Questo articolo è stato pubblicato in origine su Domus 1073, Novembre 2022.
Complice la pandemia, il progetto realizzato dallo studio parigino di Kengo Kuma & Associates con Michel Desvigne per il verde è stato ultimato solo da pochi mesi, anche se il concorso risale a otto anni fa. Il compito era estremamente stimolante: progettare un nuovo edificio per la collezione di foto e video di Albert Kahn (1860-1940), ripensare il museo preesistente e altri otto piccoli volumi presenti nel parco di 4,2 ettari, parte del complesso.
Kuma ha costruito un gioiello inaspettato, schermato, lato strada, da una parete composta da lamelle di alluminio il cui andamento diagonale crea un ingresso che invita a lasciarsi alle spalle la città per immergersi negli spazi dilatati del mondo di Albert Khan, la cui collezione ha alla base un’utopia: il desiderio di documentare la cultura di tutti i Paesi per una maggiore comprensione tra i popoli, in vista di una pace universale. Immagini fotografiche e video, raccolte da fotografi e da lui stesso, in giro per il pianeta per anni, per raccontare le differenze, anche in termini di progettazione dei giardini, rappresentati anche nel parco in cui è immerso lo spazio culturale.
Dall’ingresso del nuovo edificio di 2.600 m2 si accede alle due gallerie espositive – una per la mostra permanente e l’altra per quelle temporanee –, al ristorante al piano superiore – non ancora funzionante e per questo al momento privo di arredi, con una parete specchiata a ridare il verde su ambo i lati – e alla sala documentazione.
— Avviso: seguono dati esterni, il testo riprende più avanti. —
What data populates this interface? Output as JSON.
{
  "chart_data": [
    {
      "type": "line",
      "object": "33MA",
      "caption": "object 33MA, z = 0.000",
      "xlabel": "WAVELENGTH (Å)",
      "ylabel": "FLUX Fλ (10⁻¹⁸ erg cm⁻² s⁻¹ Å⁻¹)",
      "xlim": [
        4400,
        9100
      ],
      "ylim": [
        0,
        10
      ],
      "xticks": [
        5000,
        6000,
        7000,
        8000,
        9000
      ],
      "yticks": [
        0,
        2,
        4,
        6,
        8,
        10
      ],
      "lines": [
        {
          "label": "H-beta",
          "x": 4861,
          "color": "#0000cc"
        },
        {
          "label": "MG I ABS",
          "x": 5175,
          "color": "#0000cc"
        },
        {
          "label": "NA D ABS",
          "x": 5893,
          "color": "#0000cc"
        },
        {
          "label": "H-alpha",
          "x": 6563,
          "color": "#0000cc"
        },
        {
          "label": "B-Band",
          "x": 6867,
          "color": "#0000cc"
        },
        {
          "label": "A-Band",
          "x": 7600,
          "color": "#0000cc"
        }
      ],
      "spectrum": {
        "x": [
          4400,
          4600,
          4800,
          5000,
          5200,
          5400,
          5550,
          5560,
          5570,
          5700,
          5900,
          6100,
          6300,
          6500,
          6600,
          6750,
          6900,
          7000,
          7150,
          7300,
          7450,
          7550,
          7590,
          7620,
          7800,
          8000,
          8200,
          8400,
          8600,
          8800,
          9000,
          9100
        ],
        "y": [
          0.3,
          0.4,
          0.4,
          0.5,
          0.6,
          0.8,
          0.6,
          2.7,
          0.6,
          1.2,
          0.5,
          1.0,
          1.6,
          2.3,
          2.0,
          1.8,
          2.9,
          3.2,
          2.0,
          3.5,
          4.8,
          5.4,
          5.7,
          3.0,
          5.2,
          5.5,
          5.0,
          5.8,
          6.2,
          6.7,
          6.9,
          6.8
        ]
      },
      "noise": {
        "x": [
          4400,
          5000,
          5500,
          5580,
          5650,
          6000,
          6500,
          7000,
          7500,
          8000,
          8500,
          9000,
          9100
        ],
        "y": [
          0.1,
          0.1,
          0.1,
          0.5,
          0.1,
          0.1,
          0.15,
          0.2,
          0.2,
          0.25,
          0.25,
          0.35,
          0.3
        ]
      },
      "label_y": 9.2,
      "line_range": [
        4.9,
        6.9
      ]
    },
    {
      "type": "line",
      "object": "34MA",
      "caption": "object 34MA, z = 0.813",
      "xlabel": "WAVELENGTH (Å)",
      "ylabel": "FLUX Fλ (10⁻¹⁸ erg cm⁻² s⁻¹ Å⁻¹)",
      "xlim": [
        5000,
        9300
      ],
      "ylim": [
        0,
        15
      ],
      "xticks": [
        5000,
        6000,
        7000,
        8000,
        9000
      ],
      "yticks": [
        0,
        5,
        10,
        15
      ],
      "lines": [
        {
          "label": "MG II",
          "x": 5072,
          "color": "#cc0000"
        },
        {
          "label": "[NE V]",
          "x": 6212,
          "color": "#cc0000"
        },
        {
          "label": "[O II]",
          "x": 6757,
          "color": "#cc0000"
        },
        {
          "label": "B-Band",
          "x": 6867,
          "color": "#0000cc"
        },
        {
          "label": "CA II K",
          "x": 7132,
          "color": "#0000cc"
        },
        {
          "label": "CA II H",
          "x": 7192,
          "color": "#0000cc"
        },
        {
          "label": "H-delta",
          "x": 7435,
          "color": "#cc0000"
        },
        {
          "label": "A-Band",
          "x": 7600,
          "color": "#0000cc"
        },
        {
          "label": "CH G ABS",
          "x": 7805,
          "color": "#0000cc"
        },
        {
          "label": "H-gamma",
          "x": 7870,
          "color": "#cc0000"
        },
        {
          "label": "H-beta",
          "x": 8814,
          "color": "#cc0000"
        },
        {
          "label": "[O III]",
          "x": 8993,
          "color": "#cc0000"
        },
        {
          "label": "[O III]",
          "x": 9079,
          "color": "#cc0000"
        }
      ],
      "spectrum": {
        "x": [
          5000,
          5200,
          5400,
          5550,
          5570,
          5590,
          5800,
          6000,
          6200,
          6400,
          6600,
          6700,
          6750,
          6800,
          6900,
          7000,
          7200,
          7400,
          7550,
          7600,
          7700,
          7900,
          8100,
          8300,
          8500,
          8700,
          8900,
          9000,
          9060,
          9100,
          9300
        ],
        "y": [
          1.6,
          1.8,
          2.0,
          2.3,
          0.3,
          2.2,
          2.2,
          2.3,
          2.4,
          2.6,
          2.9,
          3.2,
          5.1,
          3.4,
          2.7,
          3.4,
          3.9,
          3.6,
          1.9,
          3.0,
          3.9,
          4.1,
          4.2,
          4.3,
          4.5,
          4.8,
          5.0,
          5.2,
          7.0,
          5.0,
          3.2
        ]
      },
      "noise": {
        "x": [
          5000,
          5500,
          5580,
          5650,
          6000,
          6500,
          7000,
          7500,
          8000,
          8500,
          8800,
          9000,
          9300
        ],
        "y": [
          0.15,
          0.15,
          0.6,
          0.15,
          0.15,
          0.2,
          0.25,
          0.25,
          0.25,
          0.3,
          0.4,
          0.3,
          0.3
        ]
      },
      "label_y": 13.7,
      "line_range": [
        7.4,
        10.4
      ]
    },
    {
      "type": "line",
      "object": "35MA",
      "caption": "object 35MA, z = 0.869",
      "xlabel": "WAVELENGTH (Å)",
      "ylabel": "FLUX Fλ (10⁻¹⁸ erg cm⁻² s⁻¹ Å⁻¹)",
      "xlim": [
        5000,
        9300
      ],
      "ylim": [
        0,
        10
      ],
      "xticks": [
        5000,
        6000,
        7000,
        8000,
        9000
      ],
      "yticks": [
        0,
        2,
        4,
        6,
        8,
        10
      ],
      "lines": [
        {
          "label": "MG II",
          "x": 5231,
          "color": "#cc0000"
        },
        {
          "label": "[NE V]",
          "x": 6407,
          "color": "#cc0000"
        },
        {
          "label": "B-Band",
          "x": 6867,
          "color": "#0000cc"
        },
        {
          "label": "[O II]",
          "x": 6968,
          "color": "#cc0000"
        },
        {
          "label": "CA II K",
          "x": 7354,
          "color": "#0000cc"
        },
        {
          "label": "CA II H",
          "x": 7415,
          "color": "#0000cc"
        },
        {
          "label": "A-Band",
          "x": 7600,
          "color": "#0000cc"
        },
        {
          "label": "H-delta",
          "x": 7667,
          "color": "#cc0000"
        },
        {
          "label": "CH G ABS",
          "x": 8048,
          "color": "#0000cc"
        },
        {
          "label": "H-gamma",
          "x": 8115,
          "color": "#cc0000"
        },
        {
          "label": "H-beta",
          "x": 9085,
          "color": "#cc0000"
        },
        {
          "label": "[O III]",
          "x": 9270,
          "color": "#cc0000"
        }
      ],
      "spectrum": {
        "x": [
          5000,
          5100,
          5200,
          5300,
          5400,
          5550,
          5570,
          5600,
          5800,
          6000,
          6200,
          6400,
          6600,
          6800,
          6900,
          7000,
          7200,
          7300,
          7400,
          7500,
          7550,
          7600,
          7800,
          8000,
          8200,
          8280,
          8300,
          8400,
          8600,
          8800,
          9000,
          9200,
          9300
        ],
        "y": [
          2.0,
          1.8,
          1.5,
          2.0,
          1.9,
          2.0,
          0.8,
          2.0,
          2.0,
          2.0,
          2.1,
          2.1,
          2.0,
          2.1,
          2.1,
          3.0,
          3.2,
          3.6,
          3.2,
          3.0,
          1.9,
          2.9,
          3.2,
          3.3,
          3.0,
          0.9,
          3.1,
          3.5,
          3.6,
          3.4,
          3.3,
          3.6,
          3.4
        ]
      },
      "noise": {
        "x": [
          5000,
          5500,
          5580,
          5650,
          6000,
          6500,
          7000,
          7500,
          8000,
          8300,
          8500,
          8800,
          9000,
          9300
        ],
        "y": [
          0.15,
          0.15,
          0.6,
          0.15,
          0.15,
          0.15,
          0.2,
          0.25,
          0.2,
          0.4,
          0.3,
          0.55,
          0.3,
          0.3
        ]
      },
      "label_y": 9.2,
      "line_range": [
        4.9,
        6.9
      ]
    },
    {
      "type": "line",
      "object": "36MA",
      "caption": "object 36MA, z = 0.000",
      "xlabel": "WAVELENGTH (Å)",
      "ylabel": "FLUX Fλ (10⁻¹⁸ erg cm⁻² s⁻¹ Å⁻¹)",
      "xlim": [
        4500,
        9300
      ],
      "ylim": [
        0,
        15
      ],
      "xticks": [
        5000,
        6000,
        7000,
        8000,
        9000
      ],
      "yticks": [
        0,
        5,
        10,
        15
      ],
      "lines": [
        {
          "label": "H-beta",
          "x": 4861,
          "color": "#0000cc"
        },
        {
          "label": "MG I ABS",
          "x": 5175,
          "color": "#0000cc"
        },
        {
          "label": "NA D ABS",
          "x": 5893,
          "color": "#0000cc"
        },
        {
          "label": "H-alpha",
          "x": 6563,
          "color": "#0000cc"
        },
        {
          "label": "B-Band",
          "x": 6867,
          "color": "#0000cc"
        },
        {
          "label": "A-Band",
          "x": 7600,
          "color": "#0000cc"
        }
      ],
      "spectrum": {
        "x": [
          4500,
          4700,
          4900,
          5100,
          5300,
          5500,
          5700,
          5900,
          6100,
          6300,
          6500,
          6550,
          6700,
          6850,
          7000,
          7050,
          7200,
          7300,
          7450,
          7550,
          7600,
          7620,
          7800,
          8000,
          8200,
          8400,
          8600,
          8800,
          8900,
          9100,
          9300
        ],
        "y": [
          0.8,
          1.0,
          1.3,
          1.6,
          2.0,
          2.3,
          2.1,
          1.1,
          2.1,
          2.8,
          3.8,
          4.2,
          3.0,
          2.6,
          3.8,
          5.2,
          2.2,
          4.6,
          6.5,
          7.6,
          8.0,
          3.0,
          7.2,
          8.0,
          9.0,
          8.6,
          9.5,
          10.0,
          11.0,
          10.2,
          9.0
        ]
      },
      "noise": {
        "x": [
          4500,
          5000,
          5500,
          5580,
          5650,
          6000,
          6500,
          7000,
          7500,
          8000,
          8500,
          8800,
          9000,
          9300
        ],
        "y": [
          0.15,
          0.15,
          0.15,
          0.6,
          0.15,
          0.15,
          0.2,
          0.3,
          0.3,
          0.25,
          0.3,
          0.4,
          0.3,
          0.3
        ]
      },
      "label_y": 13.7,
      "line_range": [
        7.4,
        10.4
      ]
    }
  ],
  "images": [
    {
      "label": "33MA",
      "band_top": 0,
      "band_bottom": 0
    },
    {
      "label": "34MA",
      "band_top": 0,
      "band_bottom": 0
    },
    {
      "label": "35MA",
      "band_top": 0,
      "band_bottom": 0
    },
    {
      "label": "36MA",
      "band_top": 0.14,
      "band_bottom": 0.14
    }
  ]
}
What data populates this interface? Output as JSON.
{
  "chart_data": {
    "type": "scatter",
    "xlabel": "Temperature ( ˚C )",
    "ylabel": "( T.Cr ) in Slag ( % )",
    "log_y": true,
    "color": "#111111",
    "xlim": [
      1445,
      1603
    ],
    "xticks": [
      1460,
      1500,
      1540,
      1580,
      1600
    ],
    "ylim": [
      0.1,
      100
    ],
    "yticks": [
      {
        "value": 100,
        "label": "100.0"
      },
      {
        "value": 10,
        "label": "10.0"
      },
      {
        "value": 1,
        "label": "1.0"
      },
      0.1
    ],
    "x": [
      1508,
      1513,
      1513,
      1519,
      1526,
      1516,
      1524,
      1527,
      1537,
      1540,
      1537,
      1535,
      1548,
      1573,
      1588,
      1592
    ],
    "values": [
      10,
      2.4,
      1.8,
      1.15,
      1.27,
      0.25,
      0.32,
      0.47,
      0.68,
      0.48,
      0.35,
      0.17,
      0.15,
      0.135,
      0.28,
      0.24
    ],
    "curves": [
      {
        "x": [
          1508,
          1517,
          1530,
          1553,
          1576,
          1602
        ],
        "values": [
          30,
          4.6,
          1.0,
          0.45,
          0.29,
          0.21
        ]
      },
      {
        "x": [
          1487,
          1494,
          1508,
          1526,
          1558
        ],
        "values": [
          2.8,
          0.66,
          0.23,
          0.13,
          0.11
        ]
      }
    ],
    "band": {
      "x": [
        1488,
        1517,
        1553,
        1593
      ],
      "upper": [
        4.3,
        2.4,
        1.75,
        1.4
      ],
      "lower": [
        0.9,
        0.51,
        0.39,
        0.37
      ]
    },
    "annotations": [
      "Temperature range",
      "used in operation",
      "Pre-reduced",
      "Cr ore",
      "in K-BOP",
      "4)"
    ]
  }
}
Sul retro si trova un corridoio passante, uno spazio chiuso e non chiuso, un diaframma che invita a godere del giardino. Le lamelle orizzontali, qui di legno e alluminio, posizionate in modo irregolare, mettono in atto un gioco di ombre e luce, con la natura che filtra. I pavimenti e i soffitti sono di legno nelle zone espositive, di legno e bambù nella vecchia costruzione, completamente svuotata e adibita ad auditorium.
Riflessi, vibrazioni, variazioni e trame irregolari accompagnano il visitatore attraverso le sale, nel rinnovato spazio del museo esistente, attraverso il parco suddiviso in vari giardini, tra le piccole costruzioni restaurate e ripensate. È il caso della palmaria, la grande serra, con spazi espositivi e ricreativi e con nuove terrazze laterali, come anche degli altri edifici adibiti a toilette, spazio attrezzi, casetta per i lavoranti. Per fare il giro completo, in tranquillità, per perdersi come un flâneur, ci vogliono almeno due ore, meglio se tre. Nessuna fretta. Qui tutto appare sfumato, anche il tempo. Oltre alle moltissime immagini della collezione, si contemplano i giardini e l’architettura. Tutto fluisce in un’unica utopia, priva di confini netti, anche da lontano: l’alluminio del tetto vibra e riflette la luce e il cielo.